Conceived for the net generation, it marries innovation with high design through a bold fusion of resilient every-day building materials re-imagined and forms that echo light and warmth. With streaming daylight and views to the outside, the layout fosters an open, transparent environment within the school that visually integrates it with its site and outdoor playing fields. A bright soaring atrium connects the multi-story academic wing to the shared community spaces; corridors are shorter, with abundant natural light and punctuated with breakout spaces to encourage learning beyond the classroom.
The design sets the environmental standard for elementary schools with in-floor radiant heating systems, displacement ventilation, systems, high performance glazing and lighting, occupancy sensors, external shading devices, ballasted roofs for urban heat island reduction and drought tolerant landscaping. A cutting edge design, St. Conrad CES was one of the first schools affected by the then newly introduced Toronto Green Design Standards; it entailed a comprehensive public consultation process and it was successfully built on a brownfield site in Toronto. In-floor radiant heating and displacement ventilation system played a key role in meeting the sustainability goals.
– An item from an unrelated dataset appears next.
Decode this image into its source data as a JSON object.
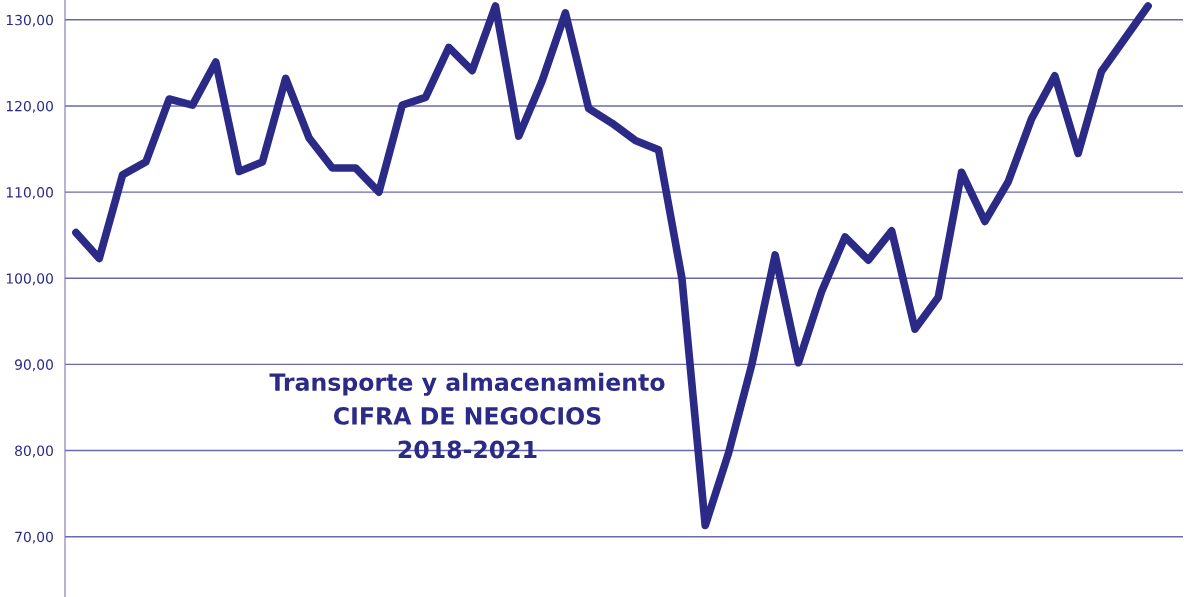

This replacement school was funded under the prohibitive to repair funding model and had to be built while the existing school was also operating on the same site. The construction was phased so that the new building was built on the existing play area while the existing building continued to operate. When the new building was complete, the school moved into the new structure, the existing school was demolished and the space converted into the new play ground.
This was one of the first new public projects in the community for a long time and it was consciously designed to kickstart its regeneration. The design was was publicly nominated for the 2013 PUG Award which attest to its success in meeting this objective.